Settlement prospects hiked to 35%
Similar to the mood of confidence in the financial sector, where rating agencies have revised upward the Cyprus sovereign and bank ratings, the Sapienta Country Analysis monthly report has revised up the prospects of a Cyprus settlement to 35%, encouraged by the efforts of the two community leaders.
“We have revised up our assessment of the prospects of a Cyprus settlement to 35%, from 30% in April and 20% while the negotiations were suspended between October 2014 to March 2015,” the report said, that follows proposals for ‘confidence building measures’ from both sides in recent weeks, while the two leaders continue their “coffeediplomacy” trying to rekindle hopes of a settlement.
After a meeting with UN Secretary General Ban Ki-moon last week, Turkish Cypriot leader Mustafa Akinci said that he expected substantial progress “within months, not years” of the suspended talks.
President Nicos Anastasiades hosted Akinci to their joint home town of Limassol on Monday night for a performance of a Turkish Cypriot play at the Rialto theatre.

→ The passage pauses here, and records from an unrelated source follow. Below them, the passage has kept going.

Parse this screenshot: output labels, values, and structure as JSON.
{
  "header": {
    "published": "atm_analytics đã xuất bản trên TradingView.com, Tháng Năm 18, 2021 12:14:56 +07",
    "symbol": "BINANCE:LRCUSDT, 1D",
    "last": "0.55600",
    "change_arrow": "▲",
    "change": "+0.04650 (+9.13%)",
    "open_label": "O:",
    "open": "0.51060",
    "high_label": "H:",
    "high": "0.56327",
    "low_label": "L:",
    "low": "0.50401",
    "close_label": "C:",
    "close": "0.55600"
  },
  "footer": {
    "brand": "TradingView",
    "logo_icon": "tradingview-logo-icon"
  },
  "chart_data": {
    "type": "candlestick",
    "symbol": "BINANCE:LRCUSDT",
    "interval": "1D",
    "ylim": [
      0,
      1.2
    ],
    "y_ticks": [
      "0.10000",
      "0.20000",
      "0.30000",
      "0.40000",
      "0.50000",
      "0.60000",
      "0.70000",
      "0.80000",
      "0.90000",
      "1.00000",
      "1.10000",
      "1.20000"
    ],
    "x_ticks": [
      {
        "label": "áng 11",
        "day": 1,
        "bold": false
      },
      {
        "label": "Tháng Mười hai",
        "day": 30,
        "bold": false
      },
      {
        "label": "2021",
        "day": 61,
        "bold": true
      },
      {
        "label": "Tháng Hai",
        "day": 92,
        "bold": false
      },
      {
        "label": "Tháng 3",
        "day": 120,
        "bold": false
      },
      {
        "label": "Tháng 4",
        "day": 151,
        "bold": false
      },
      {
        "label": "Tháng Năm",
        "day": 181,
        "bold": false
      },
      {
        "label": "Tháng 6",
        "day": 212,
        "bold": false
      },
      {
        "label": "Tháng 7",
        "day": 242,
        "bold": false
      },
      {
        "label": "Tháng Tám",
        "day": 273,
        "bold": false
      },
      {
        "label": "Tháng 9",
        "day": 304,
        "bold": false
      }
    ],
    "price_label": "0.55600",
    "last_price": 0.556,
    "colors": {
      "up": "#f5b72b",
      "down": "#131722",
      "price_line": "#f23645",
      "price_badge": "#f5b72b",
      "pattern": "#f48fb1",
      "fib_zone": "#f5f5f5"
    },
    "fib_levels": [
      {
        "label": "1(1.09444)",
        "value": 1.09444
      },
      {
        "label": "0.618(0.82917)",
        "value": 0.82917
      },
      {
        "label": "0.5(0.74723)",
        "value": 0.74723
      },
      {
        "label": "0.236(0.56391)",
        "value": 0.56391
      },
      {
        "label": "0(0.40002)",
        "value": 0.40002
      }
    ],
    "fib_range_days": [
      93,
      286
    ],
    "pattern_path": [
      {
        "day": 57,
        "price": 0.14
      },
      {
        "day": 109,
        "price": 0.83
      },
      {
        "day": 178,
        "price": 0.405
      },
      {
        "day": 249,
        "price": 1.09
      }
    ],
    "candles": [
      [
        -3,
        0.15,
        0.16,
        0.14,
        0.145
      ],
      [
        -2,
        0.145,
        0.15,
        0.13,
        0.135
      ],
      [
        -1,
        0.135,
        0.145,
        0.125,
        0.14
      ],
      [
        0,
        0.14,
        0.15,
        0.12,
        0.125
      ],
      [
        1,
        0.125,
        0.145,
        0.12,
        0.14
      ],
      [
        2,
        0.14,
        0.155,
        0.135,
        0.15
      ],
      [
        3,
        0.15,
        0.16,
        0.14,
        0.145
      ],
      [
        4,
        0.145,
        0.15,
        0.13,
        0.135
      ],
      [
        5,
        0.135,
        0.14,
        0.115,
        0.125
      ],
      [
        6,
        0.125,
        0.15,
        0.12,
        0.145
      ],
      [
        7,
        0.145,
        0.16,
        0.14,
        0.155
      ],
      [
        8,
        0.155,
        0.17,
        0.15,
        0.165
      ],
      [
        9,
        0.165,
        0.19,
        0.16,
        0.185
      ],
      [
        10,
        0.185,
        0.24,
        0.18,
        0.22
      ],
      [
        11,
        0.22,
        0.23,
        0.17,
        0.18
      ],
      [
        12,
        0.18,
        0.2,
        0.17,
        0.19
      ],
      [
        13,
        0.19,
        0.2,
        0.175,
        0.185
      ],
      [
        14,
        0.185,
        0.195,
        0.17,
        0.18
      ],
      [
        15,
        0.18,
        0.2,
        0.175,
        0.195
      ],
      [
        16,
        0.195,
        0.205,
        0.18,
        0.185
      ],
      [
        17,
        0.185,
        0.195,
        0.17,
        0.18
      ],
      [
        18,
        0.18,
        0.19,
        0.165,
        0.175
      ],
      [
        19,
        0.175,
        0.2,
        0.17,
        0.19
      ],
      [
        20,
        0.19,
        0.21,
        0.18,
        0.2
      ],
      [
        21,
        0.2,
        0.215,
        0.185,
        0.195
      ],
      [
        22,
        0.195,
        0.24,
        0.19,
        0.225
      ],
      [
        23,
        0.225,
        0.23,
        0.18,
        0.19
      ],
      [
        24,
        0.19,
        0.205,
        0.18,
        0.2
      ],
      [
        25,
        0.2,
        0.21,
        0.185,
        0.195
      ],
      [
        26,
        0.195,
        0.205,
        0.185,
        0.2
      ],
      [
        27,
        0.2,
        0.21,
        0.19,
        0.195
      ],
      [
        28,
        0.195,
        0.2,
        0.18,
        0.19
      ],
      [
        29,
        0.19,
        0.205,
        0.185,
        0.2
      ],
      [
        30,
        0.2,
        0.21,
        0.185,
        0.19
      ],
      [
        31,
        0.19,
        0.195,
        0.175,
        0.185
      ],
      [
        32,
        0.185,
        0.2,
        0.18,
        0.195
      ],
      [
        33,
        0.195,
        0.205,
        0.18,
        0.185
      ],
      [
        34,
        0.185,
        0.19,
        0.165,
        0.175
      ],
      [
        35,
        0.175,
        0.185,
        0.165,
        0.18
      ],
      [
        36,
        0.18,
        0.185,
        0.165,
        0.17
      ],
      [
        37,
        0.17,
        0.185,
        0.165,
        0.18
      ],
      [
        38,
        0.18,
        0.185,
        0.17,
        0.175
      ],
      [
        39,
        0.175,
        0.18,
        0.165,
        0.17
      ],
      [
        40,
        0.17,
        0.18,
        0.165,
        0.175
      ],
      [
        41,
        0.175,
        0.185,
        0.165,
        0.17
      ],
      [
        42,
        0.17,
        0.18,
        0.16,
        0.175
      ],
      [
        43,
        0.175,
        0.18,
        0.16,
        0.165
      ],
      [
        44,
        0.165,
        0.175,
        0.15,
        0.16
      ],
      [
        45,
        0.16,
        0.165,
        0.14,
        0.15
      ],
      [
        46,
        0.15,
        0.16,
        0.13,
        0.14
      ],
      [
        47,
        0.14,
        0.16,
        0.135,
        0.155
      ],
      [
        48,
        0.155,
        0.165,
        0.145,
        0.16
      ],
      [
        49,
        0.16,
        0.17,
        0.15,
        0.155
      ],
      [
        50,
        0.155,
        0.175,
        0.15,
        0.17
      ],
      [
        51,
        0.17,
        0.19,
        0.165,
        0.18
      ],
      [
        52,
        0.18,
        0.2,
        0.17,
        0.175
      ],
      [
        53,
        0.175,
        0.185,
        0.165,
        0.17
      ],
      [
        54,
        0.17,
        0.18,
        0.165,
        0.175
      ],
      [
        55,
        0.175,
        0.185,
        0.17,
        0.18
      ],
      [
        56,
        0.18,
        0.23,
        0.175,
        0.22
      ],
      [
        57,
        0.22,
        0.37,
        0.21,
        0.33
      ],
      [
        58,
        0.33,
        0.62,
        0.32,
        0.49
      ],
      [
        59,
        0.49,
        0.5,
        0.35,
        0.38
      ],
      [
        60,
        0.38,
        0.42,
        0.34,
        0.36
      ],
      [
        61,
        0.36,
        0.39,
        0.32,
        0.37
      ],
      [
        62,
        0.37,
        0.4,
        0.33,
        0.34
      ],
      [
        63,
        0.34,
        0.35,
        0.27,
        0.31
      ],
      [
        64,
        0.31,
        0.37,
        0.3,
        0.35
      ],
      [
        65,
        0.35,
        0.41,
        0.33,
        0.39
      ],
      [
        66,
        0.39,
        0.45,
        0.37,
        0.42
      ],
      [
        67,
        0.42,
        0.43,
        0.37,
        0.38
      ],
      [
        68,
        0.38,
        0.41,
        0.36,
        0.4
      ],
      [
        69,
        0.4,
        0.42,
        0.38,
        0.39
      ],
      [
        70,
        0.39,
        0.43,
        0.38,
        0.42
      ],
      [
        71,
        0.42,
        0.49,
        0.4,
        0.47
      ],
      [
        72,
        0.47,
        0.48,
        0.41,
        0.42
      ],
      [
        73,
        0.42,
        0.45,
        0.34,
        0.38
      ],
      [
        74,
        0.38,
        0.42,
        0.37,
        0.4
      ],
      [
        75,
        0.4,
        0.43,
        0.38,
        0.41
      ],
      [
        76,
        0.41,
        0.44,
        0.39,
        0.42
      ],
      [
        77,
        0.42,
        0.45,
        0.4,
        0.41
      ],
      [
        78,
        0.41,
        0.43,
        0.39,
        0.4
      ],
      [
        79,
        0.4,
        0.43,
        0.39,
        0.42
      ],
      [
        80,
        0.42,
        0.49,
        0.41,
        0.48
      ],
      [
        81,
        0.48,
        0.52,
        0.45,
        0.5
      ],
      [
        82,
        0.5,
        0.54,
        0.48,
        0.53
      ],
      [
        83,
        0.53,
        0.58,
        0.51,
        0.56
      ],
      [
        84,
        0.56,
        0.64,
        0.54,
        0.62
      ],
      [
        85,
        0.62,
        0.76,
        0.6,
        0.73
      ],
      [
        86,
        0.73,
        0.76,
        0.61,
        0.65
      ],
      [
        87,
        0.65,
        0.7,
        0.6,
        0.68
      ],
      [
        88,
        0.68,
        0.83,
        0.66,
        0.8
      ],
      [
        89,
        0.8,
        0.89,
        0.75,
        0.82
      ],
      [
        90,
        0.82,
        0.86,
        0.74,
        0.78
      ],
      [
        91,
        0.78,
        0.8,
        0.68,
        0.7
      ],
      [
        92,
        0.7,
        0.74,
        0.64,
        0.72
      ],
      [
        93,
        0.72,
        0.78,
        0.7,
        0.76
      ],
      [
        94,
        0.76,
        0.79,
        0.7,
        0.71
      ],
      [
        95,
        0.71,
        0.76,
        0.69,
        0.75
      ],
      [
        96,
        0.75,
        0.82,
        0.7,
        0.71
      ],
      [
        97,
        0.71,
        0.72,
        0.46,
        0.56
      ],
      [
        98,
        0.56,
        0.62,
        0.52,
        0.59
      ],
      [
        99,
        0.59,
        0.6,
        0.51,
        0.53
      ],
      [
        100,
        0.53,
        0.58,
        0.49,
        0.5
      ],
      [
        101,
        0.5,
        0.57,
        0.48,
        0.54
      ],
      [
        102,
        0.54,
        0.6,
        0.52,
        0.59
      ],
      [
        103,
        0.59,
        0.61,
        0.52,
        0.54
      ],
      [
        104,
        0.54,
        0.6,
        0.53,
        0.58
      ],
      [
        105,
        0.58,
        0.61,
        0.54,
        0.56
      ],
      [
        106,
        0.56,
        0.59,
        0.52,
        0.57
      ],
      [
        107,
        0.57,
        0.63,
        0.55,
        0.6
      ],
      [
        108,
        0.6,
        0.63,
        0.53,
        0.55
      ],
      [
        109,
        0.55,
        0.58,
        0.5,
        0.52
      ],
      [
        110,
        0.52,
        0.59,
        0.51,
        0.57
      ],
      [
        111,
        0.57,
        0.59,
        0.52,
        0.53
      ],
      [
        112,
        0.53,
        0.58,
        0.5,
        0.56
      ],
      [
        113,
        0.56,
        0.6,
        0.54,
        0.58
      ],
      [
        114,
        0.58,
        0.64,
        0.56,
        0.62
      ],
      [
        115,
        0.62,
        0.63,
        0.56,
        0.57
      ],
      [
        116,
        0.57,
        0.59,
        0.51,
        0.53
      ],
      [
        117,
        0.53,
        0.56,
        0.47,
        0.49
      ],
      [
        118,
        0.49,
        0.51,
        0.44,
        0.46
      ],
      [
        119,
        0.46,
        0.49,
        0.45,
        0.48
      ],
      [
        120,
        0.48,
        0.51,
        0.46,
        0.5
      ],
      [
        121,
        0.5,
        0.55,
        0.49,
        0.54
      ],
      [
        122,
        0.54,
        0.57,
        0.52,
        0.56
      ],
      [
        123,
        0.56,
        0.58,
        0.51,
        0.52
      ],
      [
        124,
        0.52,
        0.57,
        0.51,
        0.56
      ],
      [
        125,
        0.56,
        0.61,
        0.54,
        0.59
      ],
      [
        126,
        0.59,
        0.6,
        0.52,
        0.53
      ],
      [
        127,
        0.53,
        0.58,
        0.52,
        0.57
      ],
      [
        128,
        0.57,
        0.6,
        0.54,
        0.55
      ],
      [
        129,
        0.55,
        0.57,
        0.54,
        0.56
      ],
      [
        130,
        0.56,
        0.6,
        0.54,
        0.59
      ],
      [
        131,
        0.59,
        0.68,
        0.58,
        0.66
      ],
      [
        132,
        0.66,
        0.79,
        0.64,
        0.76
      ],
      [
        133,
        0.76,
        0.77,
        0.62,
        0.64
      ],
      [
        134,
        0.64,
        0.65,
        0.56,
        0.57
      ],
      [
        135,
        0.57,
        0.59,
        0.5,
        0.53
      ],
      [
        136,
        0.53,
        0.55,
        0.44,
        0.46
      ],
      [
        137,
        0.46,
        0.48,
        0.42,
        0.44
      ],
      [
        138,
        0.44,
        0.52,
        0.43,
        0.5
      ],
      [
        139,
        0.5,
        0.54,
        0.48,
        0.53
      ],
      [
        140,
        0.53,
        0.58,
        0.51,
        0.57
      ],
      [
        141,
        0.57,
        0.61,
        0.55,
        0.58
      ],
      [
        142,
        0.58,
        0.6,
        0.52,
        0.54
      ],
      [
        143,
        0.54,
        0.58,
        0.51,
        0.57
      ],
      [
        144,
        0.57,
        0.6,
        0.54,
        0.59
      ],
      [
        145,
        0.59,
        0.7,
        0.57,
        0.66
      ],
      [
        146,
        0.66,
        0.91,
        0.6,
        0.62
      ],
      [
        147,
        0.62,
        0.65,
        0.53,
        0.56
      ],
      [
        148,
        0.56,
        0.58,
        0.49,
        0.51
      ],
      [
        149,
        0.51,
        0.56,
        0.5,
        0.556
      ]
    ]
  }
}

After the play performed by the Turkish Cypriot municipal theatre, entitled “Cyprus: Bittered in Greek, Wounded in Turkish,” Akinci told reporters that “many years ago, when I was Mayor (of northern Nicosia) back in 1987, 28 years ago, the very same theatre group performed a play of Aristophanes called ‘Irini’; it was in the Greek Cypriot side when there was no communication at all, when there weren’t any crossings at all.”
“Tonight I am here with dear friend Nicos and we watched another play which gave us another strong message, that there is no one without any guilt, without any fault. On this island we committed mistakes, both Greeks and Turkish Cypriots. The point is to derive lessons from these past mistakes and build a better future for younger generations,” Akinci said.

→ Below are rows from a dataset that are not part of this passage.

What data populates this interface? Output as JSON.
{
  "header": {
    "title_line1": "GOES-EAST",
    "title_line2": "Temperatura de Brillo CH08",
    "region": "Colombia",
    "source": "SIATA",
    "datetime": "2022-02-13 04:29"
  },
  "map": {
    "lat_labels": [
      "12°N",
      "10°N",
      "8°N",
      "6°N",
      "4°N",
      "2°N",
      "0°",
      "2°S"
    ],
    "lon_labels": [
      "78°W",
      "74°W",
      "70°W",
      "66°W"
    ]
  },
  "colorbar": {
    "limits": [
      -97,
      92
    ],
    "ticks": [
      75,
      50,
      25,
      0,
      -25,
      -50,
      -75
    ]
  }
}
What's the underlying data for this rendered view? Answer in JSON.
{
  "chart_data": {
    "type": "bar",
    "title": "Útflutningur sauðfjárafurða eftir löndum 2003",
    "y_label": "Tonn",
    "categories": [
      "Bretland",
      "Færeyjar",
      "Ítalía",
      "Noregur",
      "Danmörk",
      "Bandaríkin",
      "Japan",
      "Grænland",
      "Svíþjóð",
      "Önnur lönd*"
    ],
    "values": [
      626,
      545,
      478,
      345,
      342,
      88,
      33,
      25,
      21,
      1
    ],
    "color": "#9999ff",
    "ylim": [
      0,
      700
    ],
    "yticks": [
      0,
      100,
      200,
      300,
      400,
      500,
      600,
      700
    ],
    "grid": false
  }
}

Anastasiades told reporters that “the message we received from the play is a strong message. We have to work hard in order to bring peace, and I am committed to do so and Mustafa is committed to do so, and I believe that our people as well are looking for peace.”

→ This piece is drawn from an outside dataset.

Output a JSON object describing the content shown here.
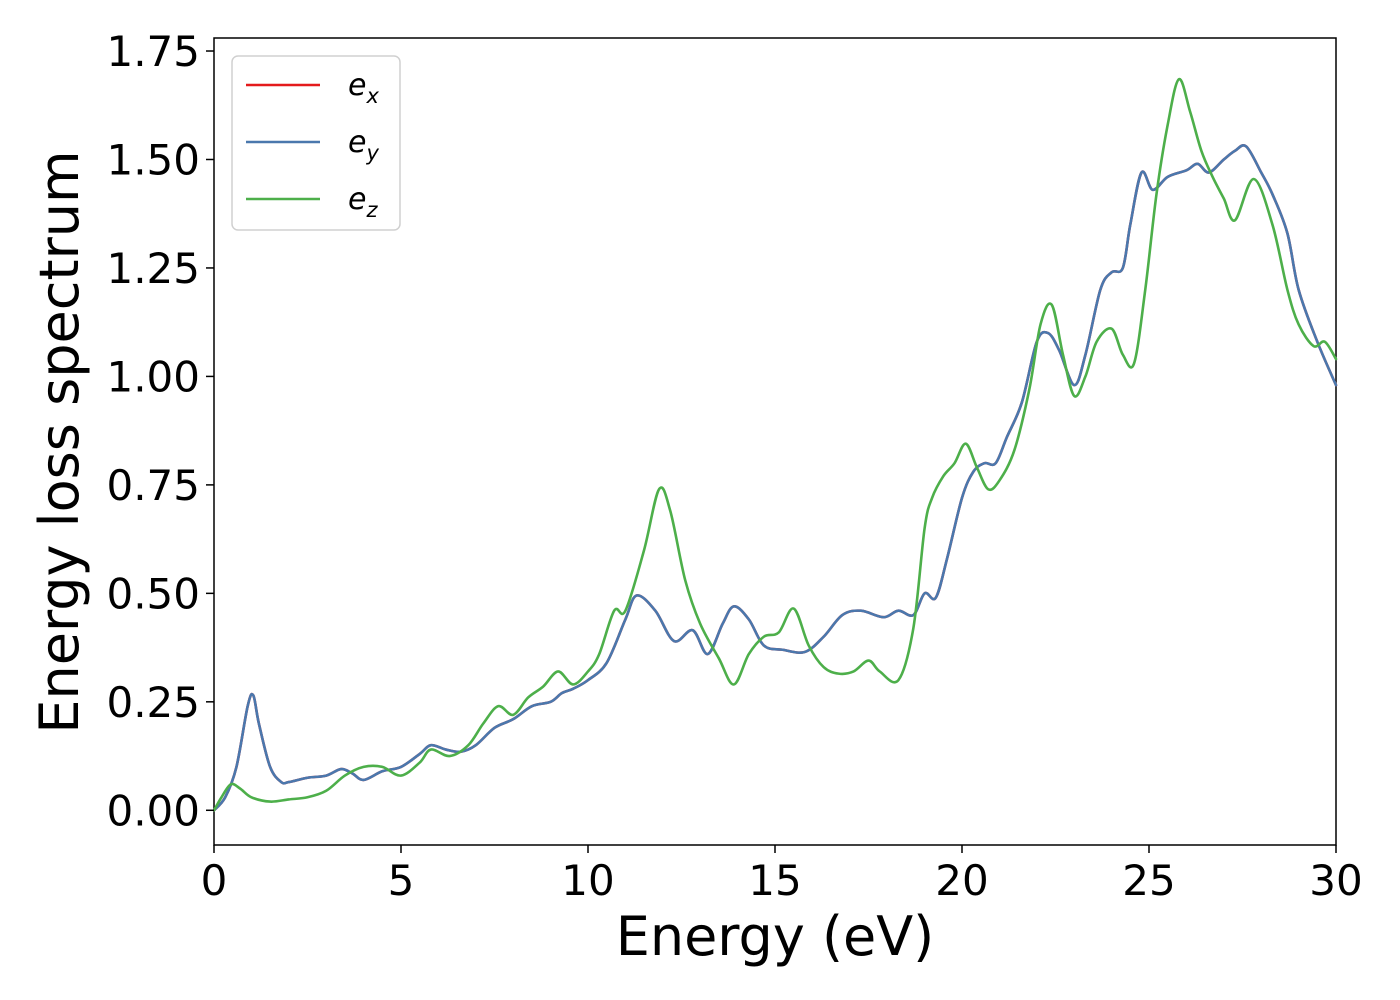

Asked if he intends to visit the north to watch a similar play, he replied “yes, it is within my plans. The northern part is a piece of our country, my country and the southern part is a piece of Mustafa’s (country) and every Cypriot’s, therefore I intend to do so.”
The two leaders later were hosted to dinner by Limassol Mayor Andreas Christou.
Talks between Anastasiades and Akinci, have been going well since their first dinner on May 11, the Sapienta Country Analysis said, adding that Anastasiades clearly believes that Akinci is “a man he can do business with” and both sides have made efforts to improve the atmosphere with various gestures.
Two days after Akinci’s election on April 26, Anastasiades announced the transfer of control of certain religious sites to the Evkaf (the centuries-old foundation that traditionally looks after Islamic sites); pledged to hand over the maps of landmines laid in the Pentadaktylos range before the division in 1974; and to employ Turkish-speakers at citizen’s service centres.
During the leaders’ first formal meeting on May 15, Akinci announced that anyone crossing to the north would no longer be required to fill out a visa form.
During their second formal meeting on May 28, the two leaders announced five more CBMs: to increase the number of crossing points (there are currently seven), starting with Lefka in the west and Deryneia in the east; to interconnect the electricity grids; to prevent radio frequency interferences among radio stations; and agreed “on the desirability” of mobile telephone interoperability.
They also agreed to establish equality.
Both sides have played down talk of the “big” CBMs, namely the handover of the uninhabited district of Varosha, the opening of Famagusta port and Ercan/Tymbou airport to international traffic and the lifting by Turkey of embargoes on Republic of Cyprus flagged aircraft and vessels.
“The atmosphere is currently more positive even than at the beginning of the talks between Demetris Christofias and Mehmet Ali Talat in 2008,” the Sapienta report said.
“However, there remain a number of risks to resolving the Cyprus problem. Given the high levels of mistrust on each side, any misstep could quickly turn the mood sour. Moreover, the mainstream media are still in a generally hardline mode,” it concluded.